Ainda não vi o filme que dá título a este texto. Mas o vencedor na categoria Melhor Animação no Globo de Ouro, no domingo, me fez lembrar de muitas histórias vividas no México, uma inesquecível viagem de quase um mês por aquele país inacreditável e, que pena, também dominado pelo tráfico como uns e outros que a gente conhece.
Não é só o tema México que me motivou a recuperar essas lembranças, mas o argumento do filme, que trata de um menino que quer ser músico e, para isso, precisa superar os preconceitos da família com a profissão. Soa até estranho. No México, a música está por toda parte, onde se espera ou não, ainda que o lugar seja turístico.
É o caso.
Nessa viagem, embarcamos na Rosalinda, uma trajinera conduzida por um homem chamado Roberto, que era, digamos, nosso gondoleiro. É com esses barquinhos supercoloridos que se conhecem os canais de Xochimilco, uma espécie de Veneza nos arredores da Cidade do México. Os canais se formaram a partir do aterramento do lago de mesmo nome e de um conjunto de outros lagos, incluindo o Texcoco, sobre o qual a capital mexicana foi construída.

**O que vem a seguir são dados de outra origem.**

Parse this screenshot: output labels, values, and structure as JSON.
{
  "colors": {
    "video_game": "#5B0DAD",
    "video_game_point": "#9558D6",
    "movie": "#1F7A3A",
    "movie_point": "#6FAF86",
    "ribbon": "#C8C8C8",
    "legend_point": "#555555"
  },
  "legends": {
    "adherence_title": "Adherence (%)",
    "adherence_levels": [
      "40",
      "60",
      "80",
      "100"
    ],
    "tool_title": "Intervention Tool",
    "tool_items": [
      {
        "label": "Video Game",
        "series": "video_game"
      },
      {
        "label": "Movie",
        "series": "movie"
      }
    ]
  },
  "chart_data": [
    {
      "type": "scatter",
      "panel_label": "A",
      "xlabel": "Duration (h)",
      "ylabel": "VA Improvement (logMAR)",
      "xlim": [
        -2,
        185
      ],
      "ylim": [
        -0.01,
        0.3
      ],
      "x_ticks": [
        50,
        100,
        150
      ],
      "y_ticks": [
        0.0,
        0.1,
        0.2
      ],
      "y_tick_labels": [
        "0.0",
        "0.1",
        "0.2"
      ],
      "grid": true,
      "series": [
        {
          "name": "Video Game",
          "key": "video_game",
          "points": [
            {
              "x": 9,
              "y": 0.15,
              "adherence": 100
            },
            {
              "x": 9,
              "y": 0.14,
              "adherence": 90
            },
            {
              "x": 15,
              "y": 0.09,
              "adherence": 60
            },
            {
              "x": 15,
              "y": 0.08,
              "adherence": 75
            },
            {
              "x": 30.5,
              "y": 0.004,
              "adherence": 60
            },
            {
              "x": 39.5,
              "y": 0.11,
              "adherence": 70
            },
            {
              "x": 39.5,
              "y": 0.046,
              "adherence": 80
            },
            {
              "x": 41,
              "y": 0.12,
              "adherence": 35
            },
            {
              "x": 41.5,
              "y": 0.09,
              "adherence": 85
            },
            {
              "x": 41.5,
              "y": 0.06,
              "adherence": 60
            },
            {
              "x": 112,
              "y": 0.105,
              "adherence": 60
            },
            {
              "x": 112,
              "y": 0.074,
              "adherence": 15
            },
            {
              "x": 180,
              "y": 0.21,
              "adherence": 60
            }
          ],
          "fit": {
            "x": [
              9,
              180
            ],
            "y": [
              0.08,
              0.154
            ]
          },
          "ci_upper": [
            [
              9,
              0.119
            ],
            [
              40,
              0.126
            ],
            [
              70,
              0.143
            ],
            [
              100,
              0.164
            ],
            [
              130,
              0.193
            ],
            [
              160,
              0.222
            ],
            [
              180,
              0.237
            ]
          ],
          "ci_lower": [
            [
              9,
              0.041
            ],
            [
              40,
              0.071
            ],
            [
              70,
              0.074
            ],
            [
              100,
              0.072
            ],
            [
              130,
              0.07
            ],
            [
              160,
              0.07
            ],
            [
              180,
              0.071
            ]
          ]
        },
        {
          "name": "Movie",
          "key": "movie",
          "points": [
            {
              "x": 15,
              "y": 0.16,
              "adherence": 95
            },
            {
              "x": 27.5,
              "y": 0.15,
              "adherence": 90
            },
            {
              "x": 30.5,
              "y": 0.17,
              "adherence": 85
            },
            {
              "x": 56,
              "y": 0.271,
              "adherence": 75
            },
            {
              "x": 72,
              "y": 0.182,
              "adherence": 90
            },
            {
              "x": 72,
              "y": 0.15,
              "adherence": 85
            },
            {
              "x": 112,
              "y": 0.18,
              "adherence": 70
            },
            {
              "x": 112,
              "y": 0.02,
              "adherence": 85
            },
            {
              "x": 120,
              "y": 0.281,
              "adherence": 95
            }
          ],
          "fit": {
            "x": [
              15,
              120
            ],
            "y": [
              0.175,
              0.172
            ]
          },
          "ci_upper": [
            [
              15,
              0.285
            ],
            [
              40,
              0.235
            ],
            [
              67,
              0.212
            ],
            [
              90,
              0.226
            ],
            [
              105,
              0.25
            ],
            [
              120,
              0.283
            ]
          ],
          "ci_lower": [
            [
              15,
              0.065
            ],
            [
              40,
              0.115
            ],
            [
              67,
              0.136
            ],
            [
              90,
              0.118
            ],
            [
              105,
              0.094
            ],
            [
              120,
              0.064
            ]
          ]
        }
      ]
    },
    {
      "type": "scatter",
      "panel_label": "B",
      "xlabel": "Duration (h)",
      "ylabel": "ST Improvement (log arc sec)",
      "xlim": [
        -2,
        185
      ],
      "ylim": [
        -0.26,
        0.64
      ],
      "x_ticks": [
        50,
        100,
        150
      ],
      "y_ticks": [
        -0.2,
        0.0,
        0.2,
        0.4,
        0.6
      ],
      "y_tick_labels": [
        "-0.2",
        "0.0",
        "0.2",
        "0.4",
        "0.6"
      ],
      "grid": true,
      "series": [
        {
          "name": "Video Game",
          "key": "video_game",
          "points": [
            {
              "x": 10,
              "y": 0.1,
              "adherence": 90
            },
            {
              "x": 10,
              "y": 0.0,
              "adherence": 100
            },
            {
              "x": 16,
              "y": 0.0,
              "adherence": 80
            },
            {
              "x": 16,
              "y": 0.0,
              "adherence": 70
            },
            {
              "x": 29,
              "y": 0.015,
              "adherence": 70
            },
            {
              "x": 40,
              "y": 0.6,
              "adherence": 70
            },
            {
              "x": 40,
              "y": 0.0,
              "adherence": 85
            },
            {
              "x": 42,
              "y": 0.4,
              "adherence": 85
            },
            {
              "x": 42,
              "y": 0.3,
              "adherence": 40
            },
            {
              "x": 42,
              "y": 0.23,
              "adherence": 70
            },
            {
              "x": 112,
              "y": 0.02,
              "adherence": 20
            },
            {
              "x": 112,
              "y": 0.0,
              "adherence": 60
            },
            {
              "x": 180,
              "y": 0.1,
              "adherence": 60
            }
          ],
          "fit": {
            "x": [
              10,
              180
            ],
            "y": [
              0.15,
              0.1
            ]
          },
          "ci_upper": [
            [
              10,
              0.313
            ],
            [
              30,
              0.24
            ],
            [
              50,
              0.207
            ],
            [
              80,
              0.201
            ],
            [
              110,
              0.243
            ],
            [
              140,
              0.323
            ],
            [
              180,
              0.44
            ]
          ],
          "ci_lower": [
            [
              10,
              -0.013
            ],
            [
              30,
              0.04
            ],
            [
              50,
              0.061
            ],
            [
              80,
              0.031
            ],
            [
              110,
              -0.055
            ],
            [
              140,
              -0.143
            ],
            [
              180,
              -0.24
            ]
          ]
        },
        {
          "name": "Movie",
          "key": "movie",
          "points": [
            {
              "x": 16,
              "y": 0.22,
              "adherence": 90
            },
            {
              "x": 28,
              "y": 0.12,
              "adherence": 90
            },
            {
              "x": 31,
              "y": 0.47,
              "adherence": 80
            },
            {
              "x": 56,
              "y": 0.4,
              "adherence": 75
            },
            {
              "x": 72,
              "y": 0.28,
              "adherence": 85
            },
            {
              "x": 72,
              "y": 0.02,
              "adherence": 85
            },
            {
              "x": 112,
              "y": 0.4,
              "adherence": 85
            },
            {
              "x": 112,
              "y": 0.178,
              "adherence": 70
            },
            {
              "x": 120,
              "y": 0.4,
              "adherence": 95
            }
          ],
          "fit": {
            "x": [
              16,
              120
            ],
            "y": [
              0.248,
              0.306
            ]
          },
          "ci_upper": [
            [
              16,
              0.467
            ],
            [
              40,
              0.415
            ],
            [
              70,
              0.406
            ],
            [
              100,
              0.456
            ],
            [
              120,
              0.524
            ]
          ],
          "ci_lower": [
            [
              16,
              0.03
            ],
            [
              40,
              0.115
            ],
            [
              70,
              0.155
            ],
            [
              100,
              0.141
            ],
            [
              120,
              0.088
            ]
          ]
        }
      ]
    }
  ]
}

Voltando à nossa trajinera: em cada uma delas, há cadeiras de palha e mesas. Paga-se pelo barco, independentemente do número de pessoas (em valores atuais, cerca de R$ 85 por hora). Dá para almoçar a bordo, inclusive. De minha parte, fiz ali meu primeiro e último encontro com um mole poblano, prato típico, como o nome diz, de Puebla. Para resumir este em questão: frango com pelo menos cinco tipos de pimentas diferentes e chocolate, entre outros ingredientes. Deve existir algum melhor do que esse que experimentei, mas a receita não terá uma segunda chance comigo.
E já por ali mesmo tratei de esquecer a experiência gastronômica compensando com a vista e a companhia agradáveis.
É tudo muito verde, há jardins e hortas em canteiros semiflutuantes a que chamam de chinampas – é dessa região que sai boa parte das flores, frutas e verduras vendidas em mercados da capital.
Turistas são muito bem-vindos pelos empreendedores locais. Dá para enxergar um cifrãozinho em cada pupila de quem se aproxima das embarcações. No início é divertido, depois passa a ser incômodo os outros barcos se aproximando da trajinera para oferecer de tudo: flores, artesanato, comida, bebida...
Mas há no trajeto outras cenas que compensam: um piquenique familiar, uma festa de casamento e as paradas rápidas para quem precisa urgentemente de um banheiro, posicionado estrategicamente às margens. E há, claro, trajineras que conduzem mariachis. A primeira, ao longe, parecia uma visão. A música era conhecida, divertida, e tinha tudo a ver com o lugar. Pelo menos para nós. E eles vêm chegando, chegando, chegando muito perto. Até emparelharem com nosso barco. Até colocarem o pé no nosso barco. Até ficarem dentro dele!
Fotos, fotos, fotos. As roupas típicas, os instrumentos, as músicas. Fotos, fotos, fotos. E toca essa e toca aquela e pede mais uma. Mais uma, mais uma. Que lindo, como são simpáticos e criativos.
Até descobrirmos que cada música tocada valia alguns muitos pesos, que cada foto também tinha seu preço e que esse pacotinho custaria muito mais caro do que o resto todo do passeio. Azar. Viva: A vida é uma festa.